Created on 24 Sep 2016 · 12Comments · Source: rescript-lang/rescript-compiler

I have three proposals:

1.
"你好“ ［@u8]
So we will decode it as utf8, this is compatible with existing ocaml byte string
2.
"\x122" [@bytes]
So that all string literals will be validated as utf8 string, if users want to write non-utf8
string literal, it has to be annotated

3.
file level config
[@@@config {unicode}], it will default to utf8,
so we will decode string literal as unicode in the file level.
together we will have an option "-bs-unicode utf8", so the question is what's
the default option, if the default encoding is buffer, it will be compatible with
existing ocaml libs, but it seems to be less friendly to new users, kinda of legacy inherited from OCaml?

==================

Js.log [%bs "你好"]

would expect output

”你好"

Note "你“ --> in ocaml lexer -> "\228\189\160" --> utf16le --> "20320" -> "\u4f60"

(20320).toString(16)
"4f60"
"\u4f60"
"你"

existing ocaml uutf library: https://github.com/dbuenzli/uutf/blob/master/src/uutf.ml

HIGH unicode

Source

bobzhang

👍3 ❤1

Most helpful comment

I have the same issue with letters ÆØÅ/æøå - we're getting hit quite hard by this in Scandinavian languages.

eirslett on 6 Apr 2018

👍5

All 12 comments

it's okay to to not have first class string processing support, but it is necessary to display, query, compare correctly

"公;司".split(";")
["公", "司"]

links:
http://stackoverflow.com/questions/24379446/utf-8-to-utf-16le-javascript
http://stackoverflow.com/questions/27318715/blob-url-with-utf-16le-encoding
https://mathiasbynens.be/notes/javascript-escapes

bobzhang on 24 Sep 2016

other syntax:

let x = "你好" [@u16]

note that maybe we don't even need the annotation if we are ok to break some minor compatiblity with native backend

bobzhang on 25 Sep 2016

to avoid breaking String.length "你", we can introduce such syntax:

{bs|你好|bs}

Note that we can do even better to support string interpolation, but the downside is the syntax is a bit heavy(only heavy for non-ascii)

bobzhang on 26 Sep 2016

links: https://github.com/joliss/js-string-escape/blob/master/index.js.
Note that

print_string "\201" (dec)

\301 (octal)

we should also be careful of string concatenation {bs|你好|bs} ^ "hello"

bobzhang on 26 Sep 2016

After consulting golang design, I think the current ocaml string as byte sequence is fine. Here is my proposal to allow unicodes in {j| |j} or {js| |js}. {j| |j}` is like ES6 template strings (no escaping at all), and we support limited string interpolation as below:

let f x = {j|
你好$x 
|j}

which will be converted to

var f = x =>  "你好" +  x

bobzhang on 26 Feb 2017

I find that bucklescript replaces (some) unicode characters with \x<nn> escape sequences where nn is in UTF-8.

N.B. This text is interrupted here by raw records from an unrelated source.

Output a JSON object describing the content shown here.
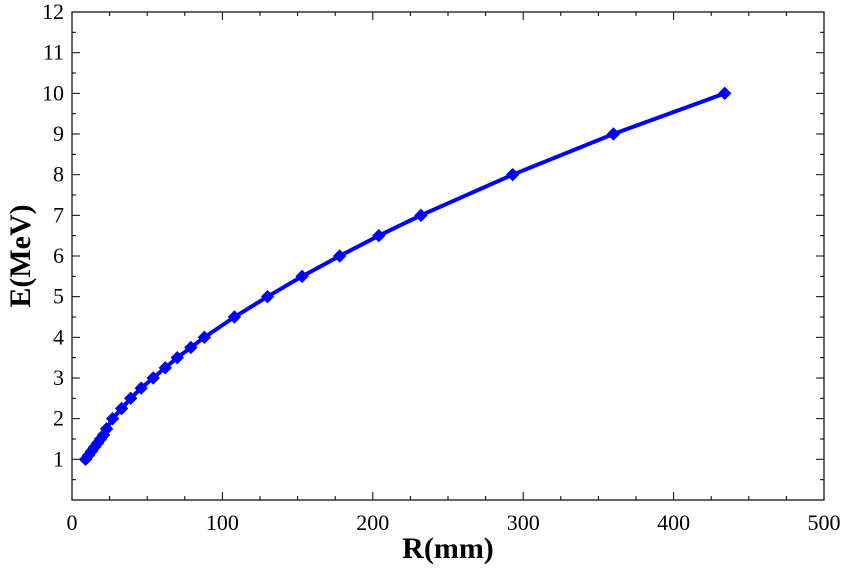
{
  "chart_data": {
    "type": "line",
    "title": "",
    "xlabel": "R(mm)",
    "ylabel": "E(MeV)",
    "xlim": [
      0,
      500
    ],
    "ylim": [
      0,
      12
    ],
    "xticks": [
      0,
      100,
      200,
      300,
      400,
      500
    ],
    "yticks": [
      1,
      2,
      3,
      4,
      5,
      6,
      7,
      8,
      9,
      10,
      11,
      12
    ],
    "grid": false,
    "line_color": "#0000ff",
    "marker": "diamond",
    "series": [
      {
        "x": [
          9,
          11,
          13,
          15,
          17,
          19,
          21,
          23,
          27,
          33,
          39,
          46,
          54,
          62,
          70,
          79,
          88,
          108,
          130,
          153,
          178,
          204,
          232,
          293,
          360,
          434
        ],
        "y": [
          1.0,
          1.1,
          1.2,
          1.3,
          1.4,
          1.5,
          1.6,
          1.75,
          2.0,
          2.25,
          2.5,
          2.75,
          3.0,
          3.25,
          3.5,
          3.75,
          4.0,
          4.5,
          5.0,
          5.5,
          6.0,
          6.5,
          7.0,
          8.0,
          9.0,
          10.0
        ]
      }
    ]
  }
}
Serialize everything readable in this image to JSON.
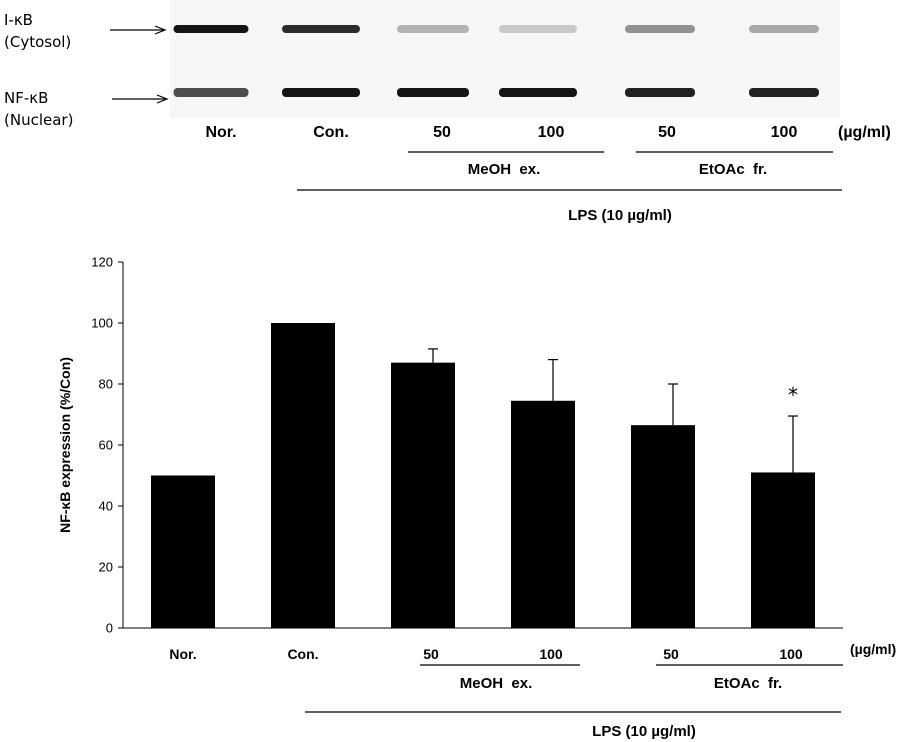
{
  "blot": {
    "rows": [
      {
        "label_line1": "I-κB",
        "label_line2": "(Cytosol)"
      },
      {
        "label_line1": "NF-κB",
        "label_line2": "(Nuclear)"
      }
    ],
    "lanes": [
      "Nor.",
      "Con.",
      "50",
      "100",
      "50",
      "100"
    ],
    "unit": "(µg/ml)",
    "group1": "MeOH  ex.",
    "group2": "EtOAc  fr.",
    "treatment": "LPS (10 µg/ml)",
    "band_intensity": {
      "ikb": [
        0.95,
        0.85,
        0.25,
        0.15,
        0.4,
        0.3
      ],
      "nfkb": [
        0.7,
        0.95,
        0.95,
        0.95,
        0.9,
        0.9
      ]
    }
  },
  "chart_data": {
    "type": "bar",
    "categories": [
      "Nor.",
      "Con.",
      "50",
      "100",
      "50",
      "100"
    ],
    "values": [
      50,
      100,
      87,
      74.5,
      66.5,
      51
    ],
    "errors": [
      0,
      0,
      4.5,
      13.5,
      13.5,
      18.5
    ],
    "significance": [
      "",
      "",
      "",
      "",
      "",
      "*"
    ],
    "ylabel": "NF-κB expression (%/Con)",
    "ylim": [
      0,
      120
    ],
    "yticks": [
      "0",
      "20",
      "40",
      "60",
      "80",
      "100",
      "120"
    ],
    "unit": "(µg/ml)",
    "group1": "MeOH  ex.",
    "group2": "EtOAc  fr.",
    "treatment": "LPS (10 µg/ml)",
    "bar_color": "#000000"
  }
}
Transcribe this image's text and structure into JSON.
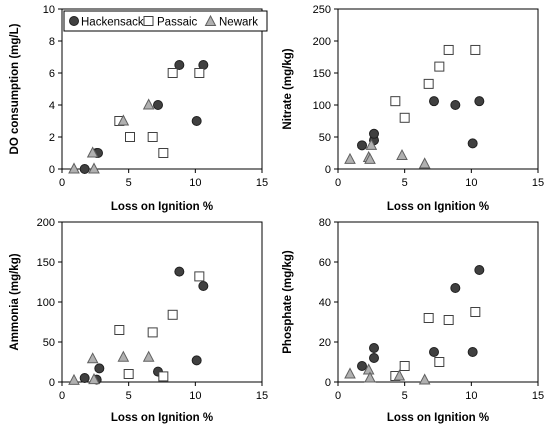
{
  "series_styles": [
    {
      "name": "Hackensack",
      "marker": "circle",
      "fill": "#404040",
      "stroke": "#202020"
    },
    {
      "name": "Passaic",
      "marker": "square",
      "fill": "#ffffff",
      "stroke": "#404040"
    },
    {
      "name": "Newark",
      "marker": "triangle",
      "fill": "#b0b0b0",
      "stroke": "#606060"
    }
  ],
  "chart_data": [
    {
      "type": "scatter",
      "xlabel": "Loss on Ignition %",
      "ylabel": "DO consumption (mg/L)",
      "xlim": [
        0,
        15
      ],
      "ylim": [
        0,
        10
      ],
      "xticks": [
        0,
        5,
        10,
        15
      ],
      "yticks": [
        0,
        2,
        4,
        6,
        8,
        10
      ],
      "grid": false,
      "legend": "top-left",
      "series": [
        {
          "name": "Hackensack",
          "points": [
            [
              1.7,
              0
            ],
            [
              2.6,
              1.0
            ],
            [
              2.7,
              1.0
            ],
            [
              7.2,
              4.0
            ],
            [
              8.8,
              6.5
            ],
            [
              10.1,
              3.0
            ],
            [
              10.6,
              6.5
            ]
          ]
        },
        {
          "name": "Passaic",
          "points": [
            [
              4.3,
              3.0
            ],
            [
              5.1,
              2.0
            ],
            [
              6.8,
              2.0
            ],
            [
              7.6,
              1.0
            ],
            [
              8.3,
              6.0
            ],
            [
              10.3,
              6.0
            ]
          ]
        },
        {
          "name": "Newark",
          "points": [
            [
              0.9,
              0
            ],
            [
              2.3,
              1.0
            ],
            [
              2.4,
              0
            ],
            [
              4.6,
              3.0
            ],
            [
              6.5,
              4.0
            ]
          ]
        }
      ]
    },
    {
      "type": "scatter",
      "xlabel": "Loss on Ignition %",
      "ylabel": "Nitrate (mg/kg)",
      "xlim": [
        0,
        15
      ],
      "ylim": [
        0,
        250
      ],
      "xticks": [
        0,
        5,
        10,
        15
      ],
      "yticks": [
        0,
        50,
        100,
        150,
        200,
        250
      ],
      "grid": false,
      "series": [
        {
          "name": "Hackensack",
          "points": [
            [
              1.8,
              37
            ],
            [
              2.7,
              45
            ],
            [
              2.7,
              55
            ],
            [
              7.2,
              106
            ],
            [
              8.8,
              100
            ],
            [
              10.1,
              40
            ],
            [
              10.6,
              106
            ]
          ]
        },
        {
          "name": "Passaic",
          "points": [
            [
              4.3,
              106
            ],
            [
              5.0,
              80
            ],
            [
              6.8,
              133
            ],
            [
              7.6,
              160
            ],
            [
              8.3,
              186
            ],
            [
              10.3,
              186
            ]
          ]
        },
        {
          "name": "Newark",
          "points": [
            [
              0.9,
              15
            ],
            [
              2.3,
              18
            ],
            [
              2.4,
              15
            ],
            [
              2.5,
              37
            ],
            [
              4.8,
              21
            ],
            [
              6.5,
              8
            ]
          ]
        }
      ]
    },
    {
      "type": "scatter",
      "xlabel": "Loss on Ignition %",
      "ylabel": "Ammonia (mg/kg)",
      "xlim": [
        0,
        15
      ],
      "ylim": [
        0,
        200
      ],
      "xticks": [
        0,
        5,
        10,
        15
      ],
      "yticks": [
        0,
        50,
        100,
        150,
        200
      ],
      "grid": false,
      "series": [
        {
          "name": "Hackensack",
          "points": [
            [
              1.7,
              5
            ],
            [
              2.6,
              3
            ],
            [
              2.8,
              17
            ],
            [
              7.2,
              13
            ],
            [
              8.8,
              138
            ],
            [
              10.1,
              27
            ],
            [
              10.6,
              120
            ]
          ]
        },
        {
          "name": "Passaic",
          "points": [
            [
              4.3,
              65
            ],
            [
              5.0,
              10
            ],
            [
              6.8,
              62
            ],
            [
              7.6,
              7
            ],
            [
              8.3,
              84
            ],
            [
              10.3,
              132
            ]
          ]
        },
        {
          "name": "Newark",
          "points": [
            [
              0.9,
              2
            ],
            [
              2.3,
              29
            ],
            [
              2.4,
              3
            ],
            [
              4.6,
              31
            ],
            [
              6.5,
              31
            ]
          ]
        }
      ]
    },
    {
      "type": "scatter",
      "xlabel": "Loss on Ignition %",
      "ylabel": "Phosphate (mg/kg)",
      "xlim": [
        0,
        15
      ],
      "ylim": [
        0,
        80
      ],
      "xticks": [
        0,
        5,
        10,
        15
      ],
      "yticks": [
        0,
        20,
        40,
        60,
        80
      ],
      "grid": false,
      "series": [
        {
          "name": "Hackensack",
          "points": [
            [
              1.8,
              8
            ],
            [
              2.7,
              12
            ],
            [
              2.7,
              17
            ],
            [
              7.2,
              15
            ],
            [
              8.8,
              47
            ],
            [
              10.1,
              15
            ],
            [
              10.6,
              56
            ]
          ]
        },
        {
          "name": "Passaic",
          "points": [
            [
              4.3,
              3
            ],
            [
              5.0,
              8
            ],
            [
              6.8,
              32
            ],
            [
              7.6,
              10
            ],
            [
              8.3,
              31
            ],
            [
              10.3,
              35
            ]
          ]
        },
        {
          "name": "Newark",
          "points": [
            [
              0.9,
              4
            ],
            [
              2.3,
              6
            ],
            [
              2.4,
              2
            ],
            [
              4.6,
              3
            ],
            [
              6.5,
              1
            ]
          ]
        }
      ]
    }
  ]
}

But Javascript wants nn to be latin-1.

This might not happen for Chinese characters, but it happens for characters such as æøå (which are included in latin-1).

malthe on 5 Dec 2017

Can you give me an example?

bobzhang on 6 Dec 2017

If I put a string "æøå" in my source code, i.e.

let s = "æøå" in Js.log(s)

(UTF-8 encoded. Which I think is what we want to assume.)

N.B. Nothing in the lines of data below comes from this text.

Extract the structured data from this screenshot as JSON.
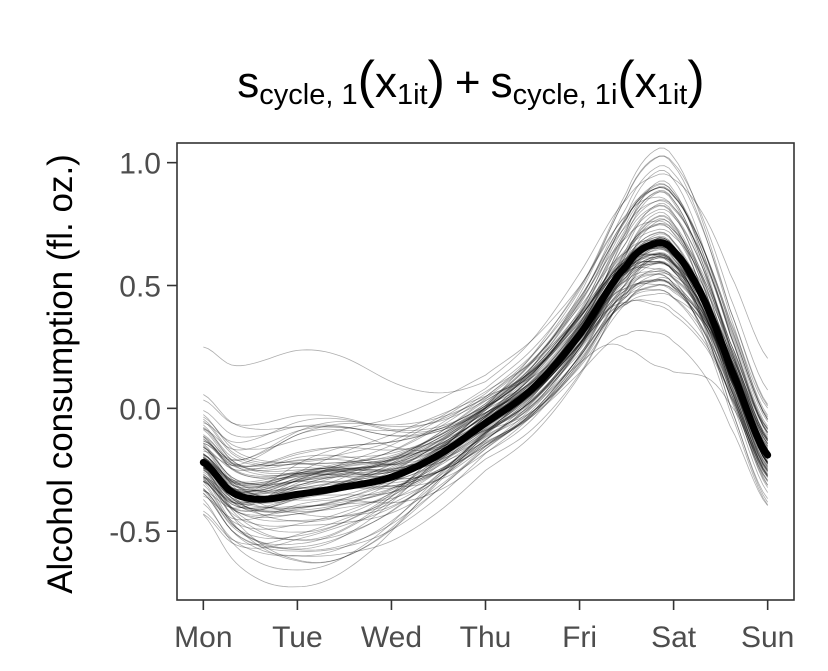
{
  "chart_data": {
    "type": "line",
    "title": {
      "s1": "s",
      "s1_sub": "cycle, 1",
      "paren1_open": "(",
      "x1": "x",
      "x1_sub": "1it",
      "paren1_close": ")",
      "plus": "+",
      "s2": "s",
      "s2_sub": "cycle, 1i",
      "paren2_open": "(",
      "x2": "x",
      "x2_sub": "1it",
      "paren2_close": ")"
    },
    "xlabel": "",
    "ylabel": "Alcohol consumption (fl. oz.)",
    "categories": [
      "Mon",
      "Tue",
      "Wed",
      "Thu",
      "Fri",
      "Sat",
      "Sun"
    ],
    "x_range": [
      -0.28,
      6.28
    ],
    "ylim": [
      -0.78,
      1.08
    ],
    "y_ticks": [
      -0.5,
      0.0,
      0.5,
      1.0
    ],
    "y_tick_labels": [
      "-0.5",
      "0.0",
      "0.5",
      "1.0"
    ],
    "grid": false,
    "mean_curve": {
      "x": [
        0,
        0.3,
        0.6,
        1.0,
        1.5,
        2.0,
        2.5,
        3.0,
        3.5,
        4.0,
        4.5,
        4.8,
        5.0,
        5.3,
        5.6,
        6.0
      ],
      "y": [
        -0.22,
        -0.34,
        -0.37,
        -0.35,
        -0.32,
        -0.28,
        -0.19,
        -0.06,
        0.08,
        0.3,
        0.58,
        0.67,
        0.64,
        0.46,
        0.17,
        -0.19
      ]
    },
    "individual_curves_count": 100,
    "colors": {
      "mean": "#000000",
      "individual": "#000000",
      "axis": "#333333",
      "tick_label": "#4d4d4d"
    }
  }
}
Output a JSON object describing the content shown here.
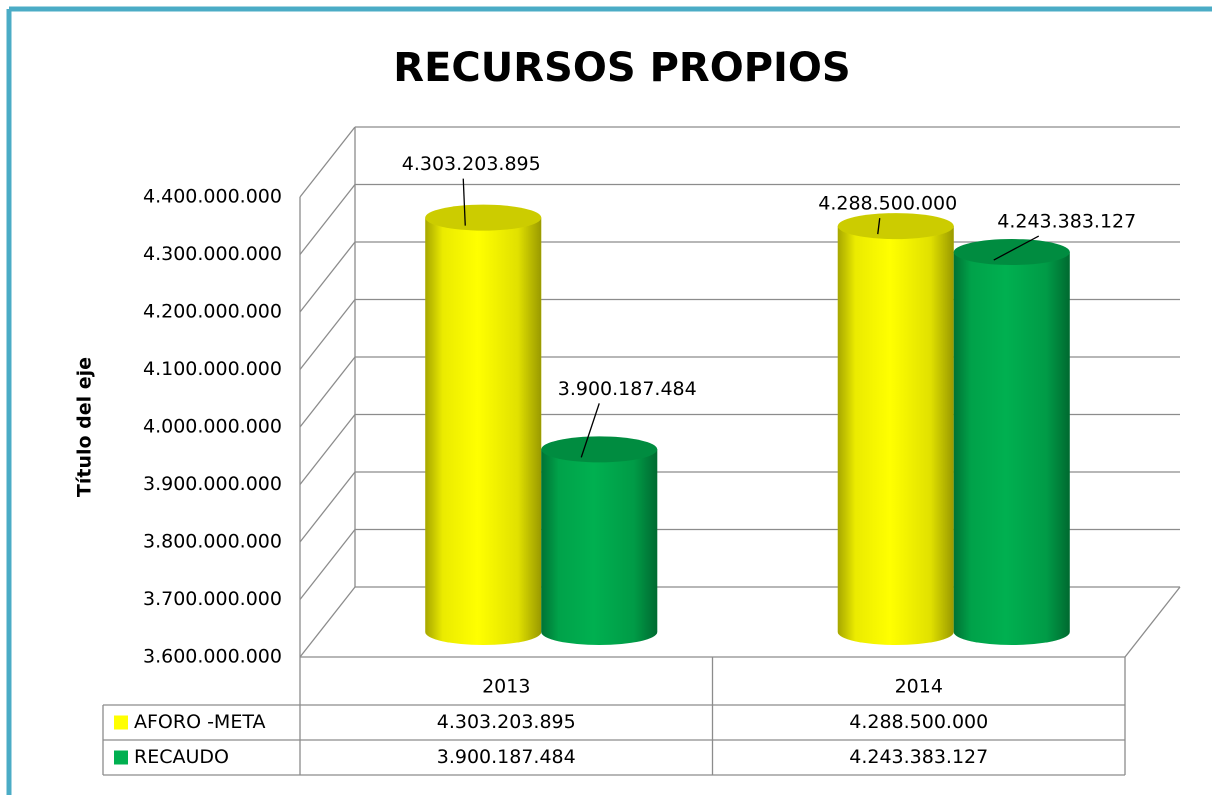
{
  "chart_data": {
    "type": "bar3d",
    "title": "RECURSOS PROPIOS",
    "y_label": "Título del eje",
    "categories": [
      "2013",
      "2014"
    ],
    "series": [
      {
        "name": "AFORO -META",
        "color": "#ffff00",
        "values": [
          4303203895,
          4288500000
        ],
        "value_labels": [
          "4.303.203.895",
          "4.288.500.000"
        ]
      },
      {
        "name": "RECAUDO",
        "color": "#00b050",
        "values": [
          3900187484,
          4243383127
        ],
        "value_labels": [
          "3.900.187.484",
          "4.243.383.127"
        ]
      }
    ],
    "ylim": [
      3600000000,
      4400000000
    ],
    "yticks": [
      {
        "value": 3600000000,
        "label": "3.600.000.000"
      },
      {
        "value": 3700000000,
        "label": "3.700.000.000"
      },
      {
        "value": 3800000000,
        "label": "3.800.000.000"
      },
      {
        "value": 3900000000,
        "label": "3.900.000.000"
      },
      {
        "value": 4000000000,
        "label": "4.000.000.000"
      },
      {
        "value": 4100000000,
        "label": "4.100.000.000"
      },
      {
        "value": 4200000000,
        "label": "4.200.000.000"
      },
      {
        "value": 4300000000,
        "label": "4.300.000.000"
      },
      {
        "value": 4400000000,
        "label": "4.400.000.000"
      }
    ],
    "grid": true,
    "data_table": true
  }
}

Then the output contains a \x<nn>-encoded string literal:

console.log("\xc3\xa6\xc3\xb8\xc3\xa5");

The browser then shows the following:
output

The reason is that those \x<nn> codes actually should be recoded to latin-1 because that's what Javascript requires. Or they should be unicode-coded, e.g. \u<nnnn>.

malthe on 6 Dec 2017

I've got the same issue, see here: https://bucklescript.github.io/bucklescript-playground/?gist=a1963fb605e0d807f54eeee05e989b29.

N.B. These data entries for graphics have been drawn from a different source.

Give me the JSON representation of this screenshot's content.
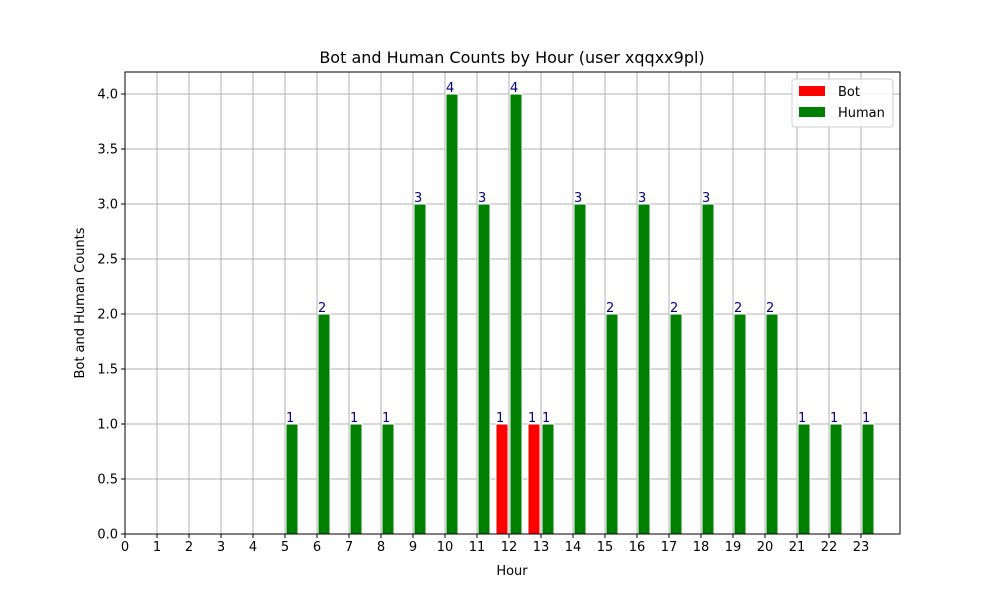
{
  "chart_data": {
    "type": "bar",
    "title": "Bot and Human Counts by Hour (user xqqxx9pl)",
    "xlabel": "Hour",
    "ylabel": "Bot and Human Counts",
    "categories": [
      "0",
      "1",
      "2",
      "3",
      "4",
      "5",
      "6",
      "7",
      "8",
      "9",
      "10",
      "11",
      "12",
      "13",
      "14",
      "15",
      "16",
      "17",
      "18",
      "19",
      "20",
      "21",
      "22",
      "23"
    ],
    "series": [
      {
        "name": "Bot",
        "color": "#ff0000",
        "values": [
          0,
          0,
          0,
          0,
          0,
          0,
          0,
          0,
          0,
          0,
          0,
          0,
          1,
          1,
          0,
          0,
          0,
          0,
          0,
          0,
          0,
          0,
          0,
          0
        ]
      },
      {
        "name": "Human",
        "color": "#008000",
        "values": [
          0,
          0,
          0,
          0,
          0,
          1,
          2,
          1,
          1,
          3,
          4,
          3,
          4,
          1,
          3,
          2,
          3,
          2,
          3,
          2,
          2,
          1,
          1,
          1
        ]
      }
    ],
    "ylim": [
      0,
      4.2
    ],
    "yticks": [
      "0.0",
      "0.5",
      "1.0",
      "1.5",
      "2.0",
      "2.5",
      "3.0",
      "3.5",
      "4.0"
    ],
    "grid": true,
    "legend": "top-right",
    "data_label_color": "#000080"
  }
}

A character like å (U+00E5) should _not_ be serialized into the string \xC3\xA5, but rather \u00E5. This might break compatibility with native OCaml even more, but I don't know how problematic that is given that the OCaml String module and Js.String already behaves differently on non-ASCII strings.

I know that I can use {j| |j} or {js| |js} and I am using them whenever possible. The problem is that it's very easy to sneak in a non-ASCII character and then get broken text without even knowing it - even a compiler option to give warnings/errors on non-ASCII characters would be preferable to the current situation.